Robyn duPré said there is some emerging research
on in- and out-migration of juvenile salmon in pocket estuaries
and the issue is more complex than previously thought; she added
that small streams are very important to salmon. Russel said that
the Skagit System Coop and NWSC tribal money are funding the research
which indicates that adult salmon utilize the same areas and the
evolutionary implications are exciting. He reported that in August
there was the first evidence of returning sockeye feeding on the
west side of San Juan Island in old reefnet sites. In a small
weekend pilot study, there was dramatic evidence that most of
the fish netted had eaten in their last twelve hours, feeding
on nearshore insects and copepods. There is now a general call
for support, ideas, partnership, and funding ($20-30,000) to expand
the study next summer, with more stomach content studies, to identify
six " great reefnet" bays where sockeye may be feeding.
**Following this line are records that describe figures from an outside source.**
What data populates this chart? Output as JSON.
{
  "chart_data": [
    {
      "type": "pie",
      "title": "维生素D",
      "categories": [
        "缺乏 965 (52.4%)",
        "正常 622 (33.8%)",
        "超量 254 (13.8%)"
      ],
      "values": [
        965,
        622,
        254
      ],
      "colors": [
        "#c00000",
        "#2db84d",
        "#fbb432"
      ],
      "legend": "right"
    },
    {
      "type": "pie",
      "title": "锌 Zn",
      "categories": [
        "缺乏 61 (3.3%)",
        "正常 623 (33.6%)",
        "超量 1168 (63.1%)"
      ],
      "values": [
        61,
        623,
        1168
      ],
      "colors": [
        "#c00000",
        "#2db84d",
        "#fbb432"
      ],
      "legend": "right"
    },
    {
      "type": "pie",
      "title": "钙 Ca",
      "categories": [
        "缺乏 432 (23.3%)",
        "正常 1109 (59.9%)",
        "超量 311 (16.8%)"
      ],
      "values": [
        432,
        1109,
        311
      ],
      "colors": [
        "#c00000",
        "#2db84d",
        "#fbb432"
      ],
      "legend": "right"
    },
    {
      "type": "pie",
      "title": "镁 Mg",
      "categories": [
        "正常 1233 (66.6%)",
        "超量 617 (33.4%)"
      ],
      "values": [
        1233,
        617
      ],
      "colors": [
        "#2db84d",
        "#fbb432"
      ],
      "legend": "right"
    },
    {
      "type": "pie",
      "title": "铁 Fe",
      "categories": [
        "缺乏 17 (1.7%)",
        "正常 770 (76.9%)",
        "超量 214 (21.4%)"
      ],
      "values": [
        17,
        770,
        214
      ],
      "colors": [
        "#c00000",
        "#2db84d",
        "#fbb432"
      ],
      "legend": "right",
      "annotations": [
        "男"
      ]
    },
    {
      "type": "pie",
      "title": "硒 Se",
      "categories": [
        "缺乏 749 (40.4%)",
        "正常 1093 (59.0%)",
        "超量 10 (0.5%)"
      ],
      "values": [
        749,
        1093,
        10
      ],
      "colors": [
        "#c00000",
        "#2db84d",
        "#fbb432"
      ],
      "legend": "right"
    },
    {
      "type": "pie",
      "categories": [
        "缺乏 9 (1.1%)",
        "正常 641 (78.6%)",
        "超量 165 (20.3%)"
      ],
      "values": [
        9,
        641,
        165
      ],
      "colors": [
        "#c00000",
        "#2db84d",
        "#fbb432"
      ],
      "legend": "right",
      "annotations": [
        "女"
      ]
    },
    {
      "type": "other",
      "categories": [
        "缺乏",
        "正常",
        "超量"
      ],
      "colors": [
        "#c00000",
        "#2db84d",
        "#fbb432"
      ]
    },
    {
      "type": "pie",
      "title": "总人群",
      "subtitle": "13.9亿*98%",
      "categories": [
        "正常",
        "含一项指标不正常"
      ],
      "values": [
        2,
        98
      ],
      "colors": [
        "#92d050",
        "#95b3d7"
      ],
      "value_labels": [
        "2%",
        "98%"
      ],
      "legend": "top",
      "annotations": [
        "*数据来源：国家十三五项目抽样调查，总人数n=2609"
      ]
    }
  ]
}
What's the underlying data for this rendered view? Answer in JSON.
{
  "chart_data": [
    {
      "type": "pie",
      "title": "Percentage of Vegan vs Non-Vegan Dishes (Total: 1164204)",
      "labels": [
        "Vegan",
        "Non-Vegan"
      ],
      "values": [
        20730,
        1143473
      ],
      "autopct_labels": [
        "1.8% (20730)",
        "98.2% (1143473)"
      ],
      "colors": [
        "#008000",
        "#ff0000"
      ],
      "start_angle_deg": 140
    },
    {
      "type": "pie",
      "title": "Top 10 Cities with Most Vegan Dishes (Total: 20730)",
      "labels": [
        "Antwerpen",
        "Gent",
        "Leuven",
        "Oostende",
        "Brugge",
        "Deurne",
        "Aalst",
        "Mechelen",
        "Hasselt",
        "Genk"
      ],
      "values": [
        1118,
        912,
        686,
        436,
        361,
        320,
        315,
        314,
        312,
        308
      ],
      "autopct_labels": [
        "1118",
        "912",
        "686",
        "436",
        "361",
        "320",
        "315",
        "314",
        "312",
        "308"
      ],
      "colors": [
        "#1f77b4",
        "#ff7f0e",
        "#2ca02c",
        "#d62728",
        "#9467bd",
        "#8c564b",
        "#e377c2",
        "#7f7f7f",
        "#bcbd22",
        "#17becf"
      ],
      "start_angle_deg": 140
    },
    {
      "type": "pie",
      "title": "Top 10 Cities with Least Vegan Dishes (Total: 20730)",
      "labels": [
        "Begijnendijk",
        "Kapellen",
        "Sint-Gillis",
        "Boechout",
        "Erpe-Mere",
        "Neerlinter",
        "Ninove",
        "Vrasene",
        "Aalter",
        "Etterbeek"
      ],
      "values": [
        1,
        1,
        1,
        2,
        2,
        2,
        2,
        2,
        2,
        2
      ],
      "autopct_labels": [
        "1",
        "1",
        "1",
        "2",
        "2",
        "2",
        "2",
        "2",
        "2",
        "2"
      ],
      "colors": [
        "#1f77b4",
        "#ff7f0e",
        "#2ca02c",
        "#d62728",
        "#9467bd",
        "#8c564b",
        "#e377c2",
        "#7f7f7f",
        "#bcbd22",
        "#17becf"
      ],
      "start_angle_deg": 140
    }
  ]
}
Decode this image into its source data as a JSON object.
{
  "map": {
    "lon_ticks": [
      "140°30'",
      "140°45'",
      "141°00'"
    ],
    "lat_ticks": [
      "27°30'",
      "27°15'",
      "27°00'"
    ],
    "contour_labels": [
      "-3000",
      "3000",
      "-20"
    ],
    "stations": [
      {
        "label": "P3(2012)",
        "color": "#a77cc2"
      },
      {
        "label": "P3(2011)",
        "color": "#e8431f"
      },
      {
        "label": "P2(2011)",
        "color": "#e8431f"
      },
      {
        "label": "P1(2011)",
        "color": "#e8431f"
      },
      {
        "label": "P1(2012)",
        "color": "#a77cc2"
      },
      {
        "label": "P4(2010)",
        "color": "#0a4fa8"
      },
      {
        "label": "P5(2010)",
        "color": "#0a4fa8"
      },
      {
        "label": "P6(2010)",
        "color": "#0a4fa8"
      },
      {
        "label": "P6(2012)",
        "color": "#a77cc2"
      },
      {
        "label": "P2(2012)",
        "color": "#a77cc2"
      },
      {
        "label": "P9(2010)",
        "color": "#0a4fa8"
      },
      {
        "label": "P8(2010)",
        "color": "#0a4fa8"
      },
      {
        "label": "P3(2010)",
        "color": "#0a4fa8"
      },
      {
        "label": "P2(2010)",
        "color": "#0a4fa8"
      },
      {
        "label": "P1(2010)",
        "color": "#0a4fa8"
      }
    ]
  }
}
If the hypothesis proves to be right, then a whole new dimension
of habitat issues will evolve in the San Juans (adult feeding
migratory patterns). Jim suggested that Russel rough out a proposal
for MRC review.
Creosote project: Ken Brown said that he has been
working on cleaning beaches for 10+ years, including rounding
up creosoted logs. He spoke about Deer Harbor Restoration Project's
interest in creosoted logs removal; Skagit and Whatcom counties
have had success in similar projects. Ken said the most important
issue is getting such logs off the beaches to prevent further
leaching. With disposal costs prohibitive, the group is negotiating
an experiment on Orcas Island to detoxify the logs using micro-remediation
(native oyster mushroom culture to remove up to 95% of pollutants
over 4 to 5 months, breaking down the chemicals without toxifying
the organism itself).
There was discussion about potential ramifications
of creosoted logs storage and disposal or remediation. Ken will
be working with the County's Hazardous Waste Project on the issue.
Ken can be reached at 376-2208.
New/Old Business: Committee members thanked and
congratulated Jim Slocomb for his incredibly well done chairmanship
of the MRC this past year.
The meeting was adjourned at 10:00 a.m.